Ein weiterer Erfahrungsbericht


























Test-Fotos Tele

Bild-Bearbeitung

Die Aufnahmen werden mit maximaler Auflösung erstellt. Das 4G Speichermedium kann je nach Einstellung 250 RAWs bzw 969 JPGs) speichern.

Die Bilder der Digital-Kamera werden wahlweise in RAW, das per Script auf dem PC in TIFF-Format gewandelt wird, oder als JPEG abgespeichert. Erstere sind recht groß. Nur die sehr guten wichtigen Bilder archiviere ich in diesem Format.

Die Fotos, die lediglich in Albumgröße 10x15 cm oder die Computer-Slideshow dienen sollen, werden gleich entweder in JPG umgewandelt - ein entsprechendes Script tut das recht schnell - oder ich verwende das Kamera-Jpeg als Speicherformat. Dabei werden auch alle Exif-Werte mitgegeben. Mit der Variablen $titel werden die einzelnen Bildern entsprechend umbenannt und neu durchnummeriert.

#!/bin/sh
$dir = /data/dokumente/fotos/NEU # Anpassen
$titel = $test
#
cd $dir
mkdir -v sort
convert -scale 2400x1600 *.jpg sort/$titel-%03d.png
# es können natürlich alle gewünschten Parameter eingegeben werden.
# anschliessend das Verzeichnisse <sort> richtig plazieren und umbenennen



Mit GIMP (Linux) wird zunächst nur der Motiv-Ausschnitt beschnitten und falls nötig die Bildlage korrigiert. Die Basis-Auflösung ist auf 200x200 dpi eingestellt. Die Archivierung erfolgt dann in verlustfreien GIMP-eigen Format oder TIFF bzw. PNG. Erst bei der endgültigen Nacharbeit wird je nach Bedarf die Schärfung und eine sehr geringe Farbkorrektur gemacht. Teleaufnahmen müssen in der Regel etwas mehr Kontrast und eine leichte Sättigungskorrektur erhalten. (Luftperspektive - siehe oben).

Um schnell und bequem die Fotos im Browser anzeigen zu können, setze ich das Tool Album ein, das alle Bilder zusätzlich zum Original einheitlich in jpg wandelt und sowohl auf Monitorgröße als auch als Tumbnails skaliert abspeichert, automatisch ein Gesamt-Index sowie jedem Ordner ein Inhaltsindex generiert.

Diashows am Bildschirm können über verschiedene System-Werkzeuge aus diesen Ordnern zusammengestellt werden, ebenso sind Web-Ansichten möglich.









Drucker / Prints

Als Drucker dient ein einfacher Tintenstrahl-Drucker Modell Epson-Stylus-740, den ich mit GIMP-Print ansteuere. Als Druckmedium eignet sich das Origial-Photopapier 5760dpi sehr gut.

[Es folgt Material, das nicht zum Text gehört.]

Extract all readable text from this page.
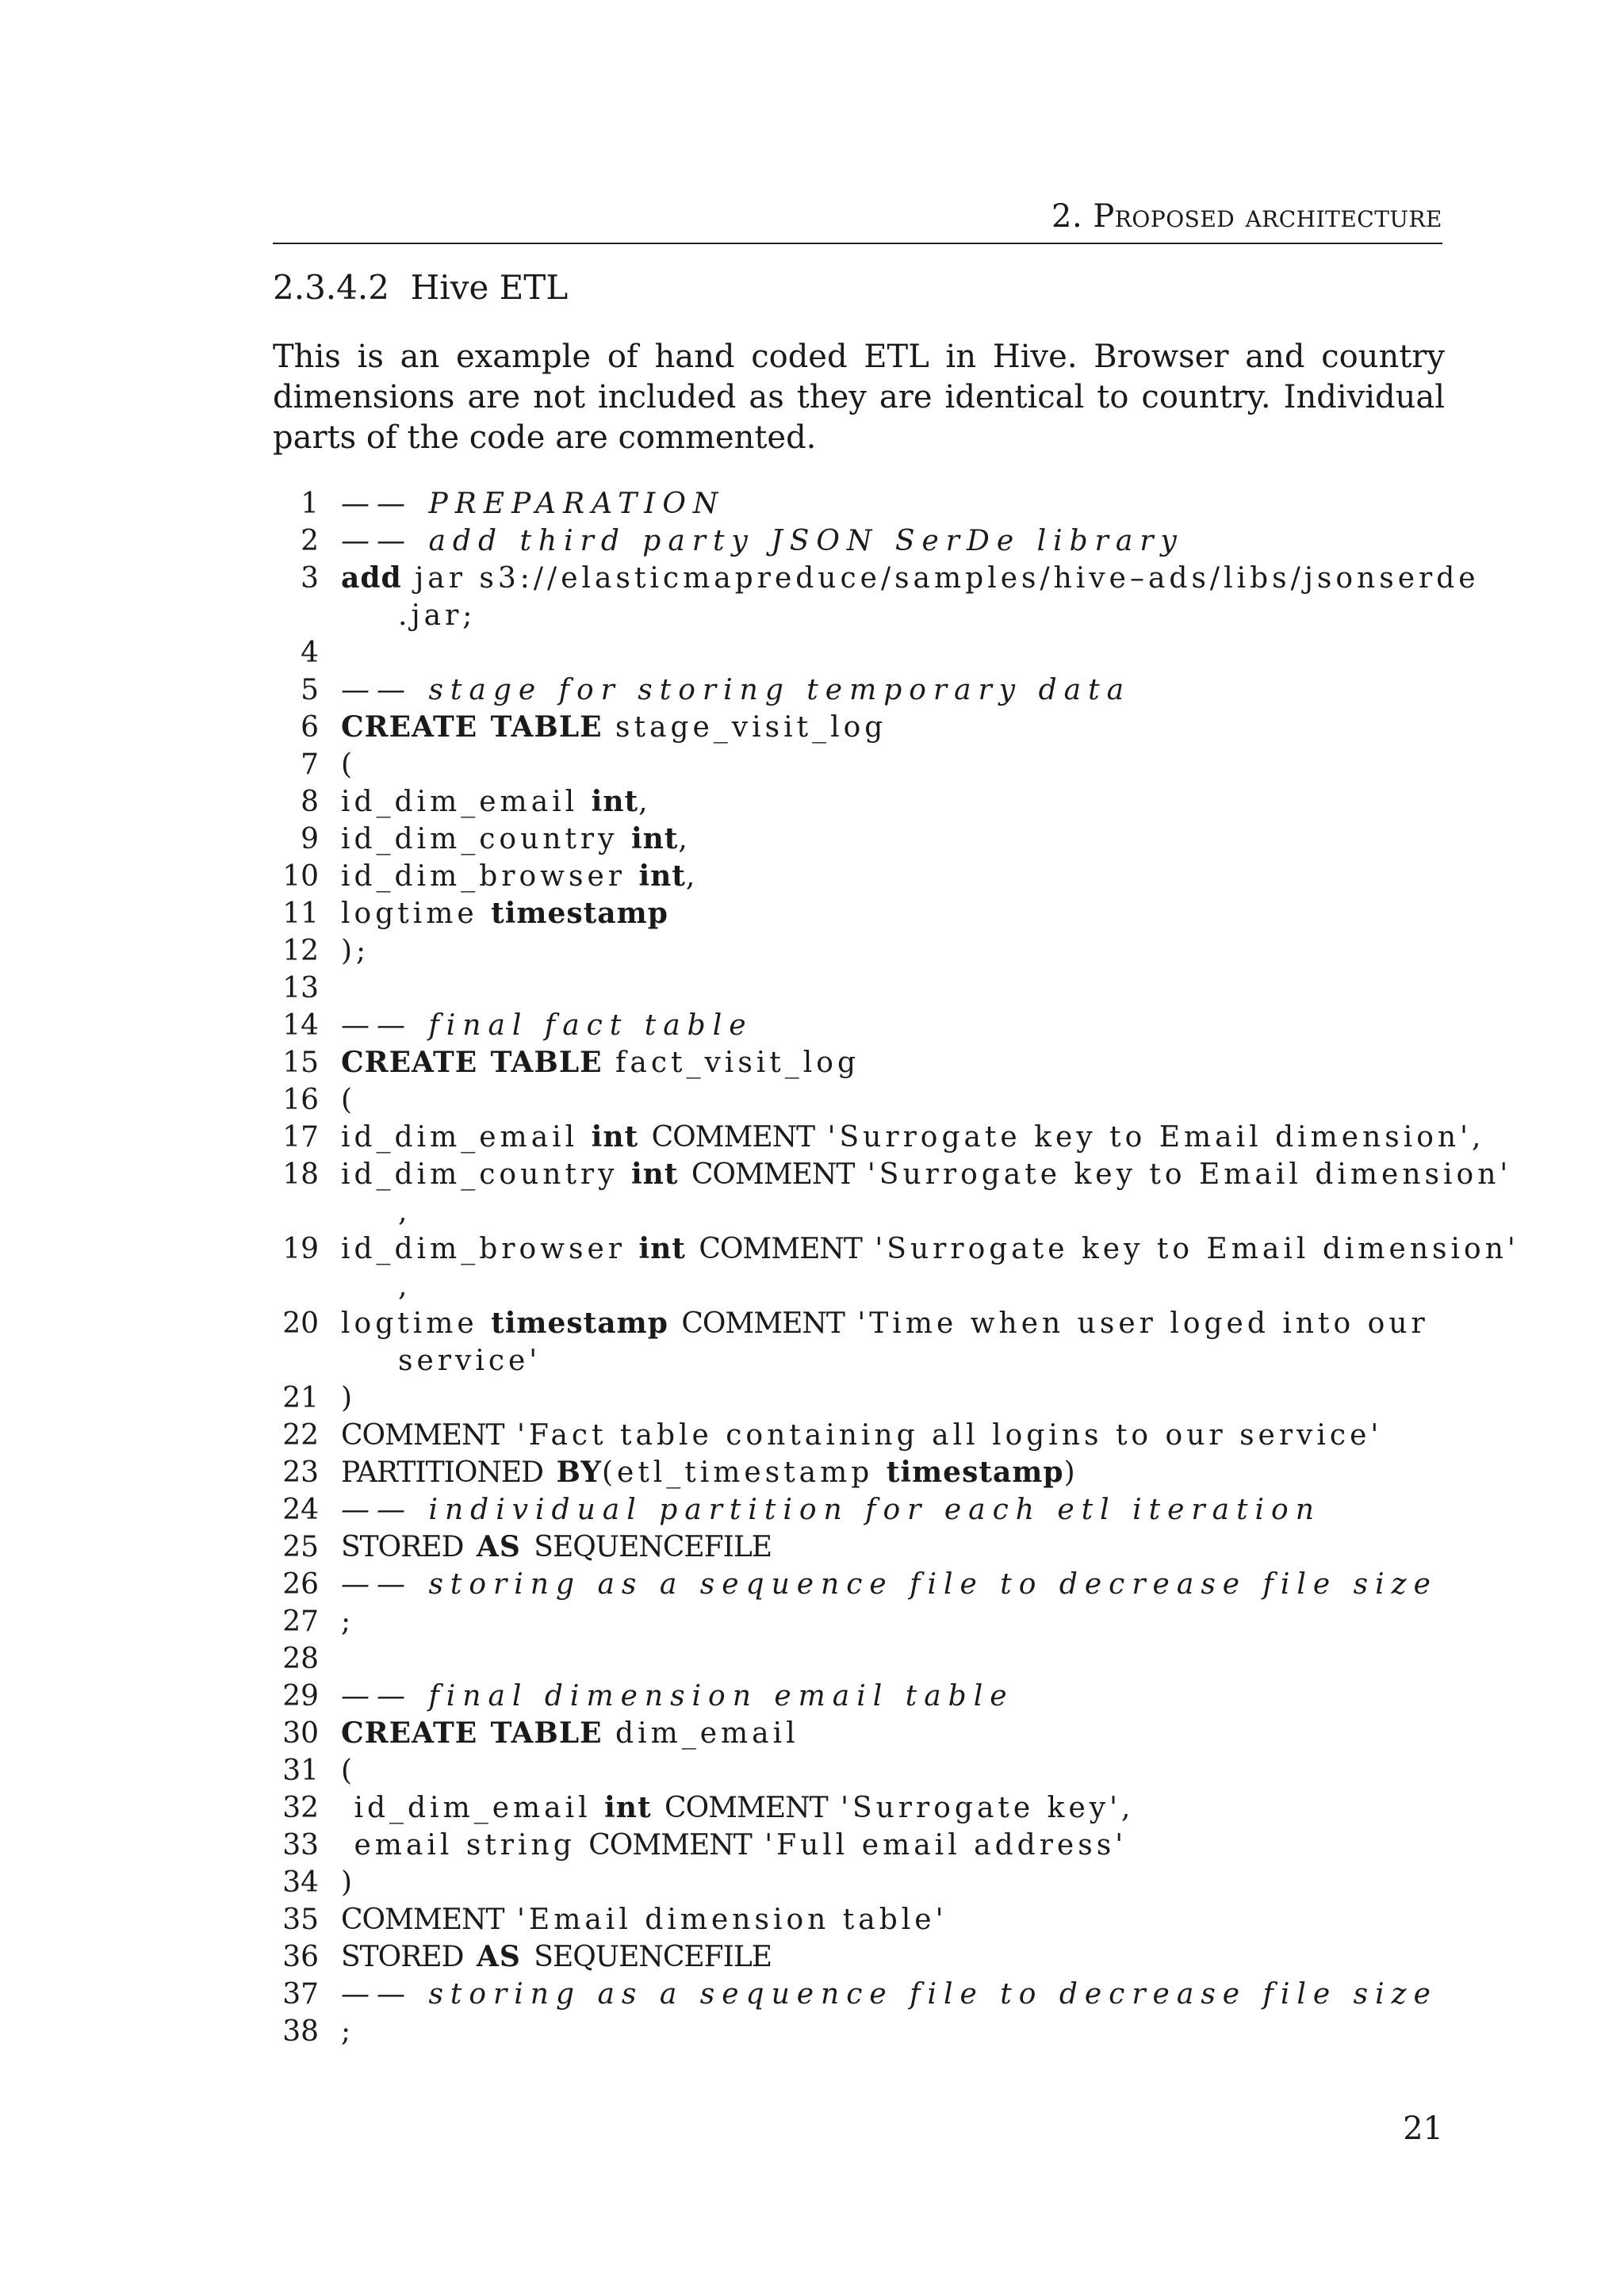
2. Proposed architecture
2.3.4.2 Hive ETL
This is an example of hand coded ETL in Hive. Browser and country dimensions are not included as they are identical to country. Individual parts of the code are commented.
1 —— PREPARATION
2 —— add third party JSON SerDe library
3 add jar s3://elasticmapreduce/samples/hive–ads/libs/jsonserde
.jar;
4
5 —— stage for storing temporary data
6 CREATE TABLE stage_visit_log
7 (
8 id_dim_email int,
9 id_dim_country int,
10 id_dim_browser int,
11 logtime timestamp
12 );
13
14 —— final fact table
15 CREATE TABLE fact_visit_log
16 (
17 id_dim_email int COMMENT 'Surrogate key to Email dimension',
18 id_dim_country int COMMENT 'Surrogate key to Email dimension'
,
19 id_dim_browser int COMMENT 'Surrogate key to Email dimension'
,
20 logtime timestamp COMMENT 'Time when user loged into our
service'
21 )
22 COMMENT 'Fact table containing all logins to our service'
23 PARTITIONED BY(etl_timestamp timestamp)
24 —— individual partition for each etl iteration
25 STORED AS SEQUENCEFILE
26 —— storing as a sequence file to decrease file size
27 ;
28
29 —— final dimension email table
30 CREATE TABLE dim_email
31 (
32	id_dim_email int COMMENT 'Surrogate key',
33	email string COMMENT 'Full email address'
34 )
35 COMMENT 'Email dimension table'
36 STORED AS SEQUENCEFILE
37 —— storing as a sequence file to decrease file size
38 ;
21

Gute Abzüge lassen sich inzwischen preiswerter über Labors herstellen. Dazu wird eine Zip_Datei mit JPEG-Bildern genutzt.

Bei großformatigen Abzügen und Posters sind die Labors ohnehin notwendig.

Die CDs, die von Labors preiswert als Beigabe angeboten werden, sind allerdings nur bedingt für Großformat geeignet, da sie in zu geringer Auflösung erstellt sind. Wenn Poster von Dias oder Negativmaterial gewünscht sind, so sollte dies direkt vom Filmmatial aus geschehen, eine Korrekturmöglichkeit hat man als Kunde dann allerdings nicht. Die Zeiten sind leider vorbei.









Zum Nachdenken

Eines sollte hiere nicht fehlen: die Fotografie ist für mich ein Hobby, sie soll Spaß machen. Sie soll nicht in Arbeit oder überragende Professionalität ausarten. Daher kommen auch Bilder in die Sammlung, die nicht unbedingt für Hochglanz-Großformat-Broschüren anerkannt werden. Penible Lupensucherei nach Restunschärfe und Korn in übermäßiger Vergrößerung ist sicher interessant, aber wenig genußvoll. Man kann jedes Foto mit modernen Mitteln in noch weiteren Vergrößerung verunstalten. Atmosphäre wird dabei aber zu kurz kommen.